In England the drowning of civilians played straight into the hands of the popular image of the barbaric hun.  Army recruitment drives made the most of the sinking and the Auckland and County Chronicle of 20 May reports an open-air meeting in Seaham where George Harrison, a survivor of the Lusitania, encouraged men to join up:
He also intended , if possible, to have a”bat” for his country and to get a bit of his own back.  The Germans could not drown him; he would see if they could kill him.  (Applause)

While the War Office tried to channel the populace’s indignation at the events surrounding the Lusitania into building up its pre-conscription army, popular feeling burst out in less controlled ways.

According to the 1914 Kelly’s Directory the population of the parish of Crook stood at 9,788 in 1911.   It is hard, therefore, to comprehend (or perhaps even believe) how 8,000-10,000 people came to be involved in a riot in the small town.
Riots, sparked by the sinking of the Lusitania, occurred all over the country.  Liverpool, as the port of origin of the ship, saw some of the worst violence.  The Times reported on 13 May that over 200 premises, mainly occupied by Germans , had been destroyed and damage worth £40,000 had been done by the mob.  The East End of London with its large immigrant population also witnessed shocking scenes of violence.  The Liverpool and Merseyside Remembered website shows some shop owners even white washed signs on their shutters stating their nationalities to avoid being ransacked.

In the north east a spate of rioting took place a week after the first incidents in Liverpool and London.  The papers report outbreaks of violent behaviour in Crook, Consett, Sunderland and South Shields on Friday and Saturday, 14 and 15 May.  Although it is not entirely clear why the riots occurred later, the recruitment drive referred to above and the report in the Durham County Advertiser of 21 May of the funeral of a victim who hailed from Sedgefield on the 15th, might provide some clues.  The fact that they took place on a Friday and Saturday evening might suggest that alcohol might also have played a part.

The riot in Crook was peculiar as the initial violence was aimed at an English butcher, by the name of John Robert Hodgson.   After the event, it was claimed that Hodgson was targeted because he had helped another, German, butcher named Anthony Bowman (Bauman).  This may well have been the case but as Hodgson had been a member of the Urban District Council it may well have been that more than a few locals had an axe to grind with him!

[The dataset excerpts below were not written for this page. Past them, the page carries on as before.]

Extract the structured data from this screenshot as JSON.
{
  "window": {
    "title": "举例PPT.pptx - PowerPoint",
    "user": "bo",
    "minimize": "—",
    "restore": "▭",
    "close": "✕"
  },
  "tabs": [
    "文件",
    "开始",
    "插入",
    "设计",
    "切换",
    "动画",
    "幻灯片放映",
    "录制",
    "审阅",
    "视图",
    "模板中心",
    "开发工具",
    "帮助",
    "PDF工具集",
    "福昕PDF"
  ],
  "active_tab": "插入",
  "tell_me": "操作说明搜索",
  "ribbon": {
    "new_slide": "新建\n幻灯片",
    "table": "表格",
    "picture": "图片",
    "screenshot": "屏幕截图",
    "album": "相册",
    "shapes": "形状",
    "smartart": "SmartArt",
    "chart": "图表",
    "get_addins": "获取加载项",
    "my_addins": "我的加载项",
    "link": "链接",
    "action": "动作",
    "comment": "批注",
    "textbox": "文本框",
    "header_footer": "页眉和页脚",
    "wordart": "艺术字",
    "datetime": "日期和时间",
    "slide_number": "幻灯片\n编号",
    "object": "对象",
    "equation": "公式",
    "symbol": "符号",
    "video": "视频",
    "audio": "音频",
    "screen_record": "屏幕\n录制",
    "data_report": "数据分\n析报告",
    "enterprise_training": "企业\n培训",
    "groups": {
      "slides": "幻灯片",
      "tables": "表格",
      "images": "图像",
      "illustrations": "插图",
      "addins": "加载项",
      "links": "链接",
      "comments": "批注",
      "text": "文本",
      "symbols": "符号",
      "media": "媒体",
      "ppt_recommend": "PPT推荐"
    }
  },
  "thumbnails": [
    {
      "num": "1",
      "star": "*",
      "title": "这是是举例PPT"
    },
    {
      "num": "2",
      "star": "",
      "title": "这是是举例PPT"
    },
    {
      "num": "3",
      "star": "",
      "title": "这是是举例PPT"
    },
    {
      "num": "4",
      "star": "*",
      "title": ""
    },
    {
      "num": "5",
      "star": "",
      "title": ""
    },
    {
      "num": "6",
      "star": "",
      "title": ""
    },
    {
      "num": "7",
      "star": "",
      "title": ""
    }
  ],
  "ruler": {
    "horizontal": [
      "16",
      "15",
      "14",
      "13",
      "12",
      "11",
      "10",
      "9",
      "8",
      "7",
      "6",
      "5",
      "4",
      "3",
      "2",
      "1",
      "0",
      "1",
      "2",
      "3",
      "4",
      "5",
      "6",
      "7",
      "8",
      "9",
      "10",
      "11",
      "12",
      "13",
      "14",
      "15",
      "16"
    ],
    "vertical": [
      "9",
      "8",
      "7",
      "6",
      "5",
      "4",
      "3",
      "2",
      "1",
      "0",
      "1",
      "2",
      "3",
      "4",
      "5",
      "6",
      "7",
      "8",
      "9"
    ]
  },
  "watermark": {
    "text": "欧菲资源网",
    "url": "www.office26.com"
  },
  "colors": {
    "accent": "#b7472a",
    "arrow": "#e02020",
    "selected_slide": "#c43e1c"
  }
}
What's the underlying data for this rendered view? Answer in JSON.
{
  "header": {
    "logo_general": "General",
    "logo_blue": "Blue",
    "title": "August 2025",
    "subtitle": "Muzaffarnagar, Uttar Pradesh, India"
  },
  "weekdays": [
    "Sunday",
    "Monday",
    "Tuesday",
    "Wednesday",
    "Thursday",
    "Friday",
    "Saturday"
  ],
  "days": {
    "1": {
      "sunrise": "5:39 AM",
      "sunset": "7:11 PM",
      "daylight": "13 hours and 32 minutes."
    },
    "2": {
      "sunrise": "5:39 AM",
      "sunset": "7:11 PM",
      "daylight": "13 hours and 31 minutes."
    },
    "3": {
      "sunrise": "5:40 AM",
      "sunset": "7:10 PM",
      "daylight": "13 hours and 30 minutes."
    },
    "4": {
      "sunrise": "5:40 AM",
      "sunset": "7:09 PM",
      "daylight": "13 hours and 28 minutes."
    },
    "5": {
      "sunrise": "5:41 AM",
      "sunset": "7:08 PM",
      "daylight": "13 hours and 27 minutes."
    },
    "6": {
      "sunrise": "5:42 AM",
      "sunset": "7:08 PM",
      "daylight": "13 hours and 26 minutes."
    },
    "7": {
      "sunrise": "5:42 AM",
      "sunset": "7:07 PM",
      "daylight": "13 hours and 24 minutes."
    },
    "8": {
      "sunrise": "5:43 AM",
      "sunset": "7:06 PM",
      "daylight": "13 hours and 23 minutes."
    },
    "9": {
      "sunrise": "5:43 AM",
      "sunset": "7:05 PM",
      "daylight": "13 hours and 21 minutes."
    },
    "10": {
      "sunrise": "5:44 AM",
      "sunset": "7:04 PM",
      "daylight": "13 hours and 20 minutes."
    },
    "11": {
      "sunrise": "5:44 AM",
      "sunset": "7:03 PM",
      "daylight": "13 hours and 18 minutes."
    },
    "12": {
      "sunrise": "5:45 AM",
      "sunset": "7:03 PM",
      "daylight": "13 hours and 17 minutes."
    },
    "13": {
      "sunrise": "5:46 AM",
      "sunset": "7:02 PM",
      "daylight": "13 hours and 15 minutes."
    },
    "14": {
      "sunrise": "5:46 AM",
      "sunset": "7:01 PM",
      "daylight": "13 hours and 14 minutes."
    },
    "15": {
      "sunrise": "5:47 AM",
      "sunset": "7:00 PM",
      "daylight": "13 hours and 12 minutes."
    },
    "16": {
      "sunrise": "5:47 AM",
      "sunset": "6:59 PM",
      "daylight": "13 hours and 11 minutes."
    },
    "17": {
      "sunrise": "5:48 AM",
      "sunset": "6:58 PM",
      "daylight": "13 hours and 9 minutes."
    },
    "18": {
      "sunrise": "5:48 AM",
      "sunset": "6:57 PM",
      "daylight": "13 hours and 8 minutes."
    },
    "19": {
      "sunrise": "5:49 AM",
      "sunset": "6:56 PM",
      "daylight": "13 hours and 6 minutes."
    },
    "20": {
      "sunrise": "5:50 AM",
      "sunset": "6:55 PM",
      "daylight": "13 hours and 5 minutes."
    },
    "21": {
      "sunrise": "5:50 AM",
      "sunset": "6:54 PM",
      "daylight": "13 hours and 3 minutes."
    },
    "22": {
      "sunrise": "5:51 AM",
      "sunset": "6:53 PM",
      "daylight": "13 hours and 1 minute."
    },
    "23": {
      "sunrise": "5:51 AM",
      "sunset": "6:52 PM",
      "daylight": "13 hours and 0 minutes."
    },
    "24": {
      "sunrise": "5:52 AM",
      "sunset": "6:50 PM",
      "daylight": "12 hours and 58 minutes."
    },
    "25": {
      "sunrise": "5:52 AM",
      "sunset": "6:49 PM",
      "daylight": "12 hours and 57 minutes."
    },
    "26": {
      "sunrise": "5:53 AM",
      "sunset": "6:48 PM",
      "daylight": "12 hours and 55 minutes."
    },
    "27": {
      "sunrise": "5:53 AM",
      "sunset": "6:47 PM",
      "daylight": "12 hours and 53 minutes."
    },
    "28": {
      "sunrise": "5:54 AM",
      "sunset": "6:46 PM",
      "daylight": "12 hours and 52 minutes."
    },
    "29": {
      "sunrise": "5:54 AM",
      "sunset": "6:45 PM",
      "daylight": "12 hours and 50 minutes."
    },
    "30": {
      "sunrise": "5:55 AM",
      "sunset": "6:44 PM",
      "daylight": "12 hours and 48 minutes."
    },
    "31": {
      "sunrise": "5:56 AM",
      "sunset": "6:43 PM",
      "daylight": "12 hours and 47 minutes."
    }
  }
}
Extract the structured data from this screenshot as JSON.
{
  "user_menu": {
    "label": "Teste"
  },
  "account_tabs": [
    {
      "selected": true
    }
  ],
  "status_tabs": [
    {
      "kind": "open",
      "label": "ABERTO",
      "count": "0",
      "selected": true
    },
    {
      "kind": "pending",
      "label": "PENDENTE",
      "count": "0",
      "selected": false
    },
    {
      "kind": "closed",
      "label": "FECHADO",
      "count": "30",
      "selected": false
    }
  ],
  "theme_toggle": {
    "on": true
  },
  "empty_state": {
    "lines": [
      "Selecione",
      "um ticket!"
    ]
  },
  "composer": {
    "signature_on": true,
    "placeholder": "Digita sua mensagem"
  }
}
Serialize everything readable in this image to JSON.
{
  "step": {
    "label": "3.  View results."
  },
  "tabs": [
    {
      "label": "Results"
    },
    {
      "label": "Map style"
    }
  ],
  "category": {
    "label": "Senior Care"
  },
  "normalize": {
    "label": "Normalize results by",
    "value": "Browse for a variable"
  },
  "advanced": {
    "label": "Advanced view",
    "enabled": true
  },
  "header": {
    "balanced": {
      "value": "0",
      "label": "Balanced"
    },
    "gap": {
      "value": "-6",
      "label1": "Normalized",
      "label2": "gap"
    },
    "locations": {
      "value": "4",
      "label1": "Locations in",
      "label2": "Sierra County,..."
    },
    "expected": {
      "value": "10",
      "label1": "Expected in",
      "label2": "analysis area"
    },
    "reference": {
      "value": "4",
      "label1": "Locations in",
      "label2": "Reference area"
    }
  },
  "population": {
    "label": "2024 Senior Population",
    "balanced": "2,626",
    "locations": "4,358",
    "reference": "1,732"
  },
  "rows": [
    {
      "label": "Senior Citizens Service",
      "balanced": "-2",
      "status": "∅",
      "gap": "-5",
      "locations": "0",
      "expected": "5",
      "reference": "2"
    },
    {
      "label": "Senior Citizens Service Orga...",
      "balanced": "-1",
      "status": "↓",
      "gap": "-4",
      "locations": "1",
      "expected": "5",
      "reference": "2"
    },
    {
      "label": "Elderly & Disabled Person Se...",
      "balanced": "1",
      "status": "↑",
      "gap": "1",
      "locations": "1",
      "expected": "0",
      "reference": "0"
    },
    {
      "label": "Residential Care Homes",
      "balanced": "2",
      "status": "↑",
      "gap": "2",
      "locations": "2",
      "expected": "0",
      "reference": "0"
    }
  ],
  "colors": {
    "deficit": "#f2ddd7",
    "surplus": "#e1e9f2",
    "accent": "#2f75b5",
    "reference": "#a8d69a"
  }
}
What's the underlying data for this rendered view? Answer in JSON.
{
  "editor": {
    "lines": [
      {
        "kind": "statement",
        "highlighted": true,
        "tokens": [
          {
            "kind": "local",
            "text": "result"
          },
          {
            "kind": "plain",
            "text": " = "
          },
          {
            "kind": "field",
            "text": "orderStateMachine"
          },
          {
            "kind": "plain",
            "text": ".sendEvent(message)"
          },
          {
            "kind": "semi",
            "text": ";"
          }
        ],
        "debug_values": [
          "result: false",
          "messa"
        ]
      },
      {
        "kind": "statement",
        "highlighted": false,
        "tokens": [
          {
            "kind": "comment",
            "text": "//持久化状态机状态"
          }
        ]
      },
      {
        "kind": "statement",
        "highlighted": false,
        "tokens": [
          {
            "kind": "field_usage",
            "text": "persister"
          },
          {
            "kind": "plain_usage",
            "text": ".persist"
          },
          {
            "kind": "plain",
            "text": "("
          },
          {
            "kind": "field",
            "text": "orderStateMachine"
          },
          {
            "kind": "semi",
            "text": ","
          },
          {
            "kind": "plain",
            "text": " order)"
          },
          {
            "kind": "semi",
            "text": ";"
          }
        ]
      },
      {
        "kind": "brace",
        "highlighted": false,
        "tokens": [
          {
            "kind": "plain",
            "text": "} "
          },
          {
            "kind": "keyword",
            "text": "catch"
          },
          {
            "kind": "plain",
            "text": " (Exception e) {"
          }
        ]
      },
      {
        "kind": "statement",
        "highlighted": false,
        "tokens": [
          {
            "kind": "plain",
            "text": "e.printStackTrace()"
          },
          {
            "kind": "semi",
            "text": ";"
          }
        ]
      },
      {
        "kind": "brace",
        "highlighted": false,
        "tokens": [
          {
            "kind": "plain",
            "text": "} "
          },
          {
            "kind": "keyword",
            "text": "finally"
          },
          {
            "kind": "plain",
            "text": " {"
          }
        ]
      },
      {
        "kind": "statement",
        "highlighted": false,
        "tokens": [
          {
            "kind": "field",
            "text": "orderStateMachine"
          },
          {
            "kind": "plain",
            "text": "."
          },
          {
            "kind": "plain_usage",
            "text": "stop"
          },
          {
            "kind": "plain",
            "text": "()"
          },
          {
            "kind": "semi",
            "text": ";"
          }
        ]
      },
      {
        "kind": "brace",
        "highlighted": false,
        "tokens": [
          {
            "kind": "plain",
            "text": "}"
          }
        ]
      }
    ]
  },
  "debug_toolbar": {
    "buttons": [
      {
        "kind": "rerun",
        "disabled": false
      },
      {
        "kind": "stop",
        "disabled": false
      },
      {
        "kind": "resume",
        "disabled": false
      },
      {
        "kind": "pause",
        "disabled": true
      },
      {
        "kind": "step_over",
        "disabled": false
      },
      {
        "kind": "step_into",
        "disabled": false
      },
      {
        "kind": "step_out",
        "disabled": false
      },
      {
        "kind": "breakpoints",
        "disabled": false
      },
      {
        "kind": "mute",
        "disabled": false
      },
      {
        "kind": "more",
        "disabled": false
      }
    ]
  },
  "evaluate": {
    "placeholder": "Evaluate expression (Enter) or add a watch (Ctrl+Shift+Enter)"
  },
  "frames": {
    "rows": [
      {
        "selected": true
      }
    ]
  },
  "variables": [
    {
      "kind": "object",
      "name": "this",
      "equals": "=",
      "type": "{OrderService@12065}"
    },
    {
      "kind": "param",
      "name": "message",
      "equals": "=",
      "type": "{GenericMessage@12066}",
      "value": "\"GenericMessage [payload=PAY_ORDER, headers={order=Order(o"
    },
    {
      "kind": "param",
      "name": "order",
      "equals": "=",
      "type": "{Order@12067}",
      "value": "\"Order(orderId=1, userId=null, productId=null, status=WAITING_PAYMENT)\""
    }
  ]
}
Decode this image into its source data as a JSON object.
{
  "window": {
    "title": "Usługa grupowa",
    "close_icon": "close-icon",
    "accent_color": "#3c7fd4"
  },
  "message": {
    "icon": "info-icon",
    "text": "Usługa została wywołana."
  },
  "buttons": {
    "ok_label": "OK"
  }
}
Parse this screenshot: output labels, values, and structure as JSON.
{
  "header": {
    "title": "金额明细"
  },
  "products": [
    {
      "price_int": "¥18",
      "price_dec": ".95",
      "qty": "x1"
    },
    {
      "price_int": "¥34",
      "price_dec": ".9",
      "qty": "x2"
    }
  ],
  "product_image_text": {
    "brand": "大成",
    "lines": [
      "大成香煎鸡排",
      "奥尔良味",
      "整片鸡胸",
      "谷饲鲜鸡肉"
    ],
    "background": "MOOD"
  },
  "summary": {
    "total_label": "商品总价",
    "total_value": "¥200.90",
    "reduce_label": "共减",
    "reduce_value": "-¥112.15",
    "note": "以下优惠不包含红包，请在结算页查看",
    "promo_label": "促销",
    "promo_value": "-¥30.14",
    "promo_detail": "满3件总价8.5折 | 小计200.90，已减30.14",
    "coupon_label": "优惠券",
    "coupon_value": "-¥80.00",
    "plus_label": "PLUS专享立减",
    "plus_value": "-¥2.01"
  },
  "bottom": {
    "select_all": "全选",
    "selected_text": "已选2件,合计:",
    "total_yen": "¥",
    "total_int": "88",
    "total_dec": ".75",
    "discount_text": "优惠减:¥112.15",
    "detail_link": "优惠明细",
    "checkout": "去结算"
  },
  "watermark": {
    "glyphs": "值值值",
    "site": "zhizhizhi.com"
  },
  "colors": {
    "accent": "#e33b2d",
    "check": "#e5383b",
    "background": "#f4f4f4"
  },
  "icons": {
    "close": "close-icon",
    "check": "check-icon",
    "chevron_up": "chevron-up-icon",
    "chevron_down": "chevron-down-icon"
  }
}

Many of the aspects of the Crook riot could be seen as farcical; the first missile thrown at Hodgson’s window was a coconut and the handful of police that turned up to the scene were pelted with “meat, suet, etc” (Durham County Advertiser, 21 May 1915).  However, the mob then turned their attention to Hodgson’s house, situated at the other end of the town, where Hodgson’s young children were asleep.  All of the windows were smashed.  The crowd then took a hay-rack from a nearby field to use as a battering ram.  They used it to rush through the police cordon that had been formed and then to smash up Bowman’s shop.

Subsequently, a group of 12 men and one woman were brought before the magistrate for the damage to Hodgson and Bowman’s shops.  Surprisingly, considering the scale of the riot and the violence involved, the 13 defendants were handed down fines of 5s, 10s 6d and 40s, the latter for assaulting a police officer, and were ordered to pay costs.  On 4 June, the Durham County Advertiser gave a report of the hearing, the magistrate summed up with the following statement:  
                …no doubt the excited state of public feeling in Crook arose out of the wrongful and wicked doings of the Germans, especially in connexion with the sinking of the Lusitania.  They believed they were acting patriotically.  Unfortunately, it was a patriotism so run to seed as not to be patriotism at all, but a great mistake.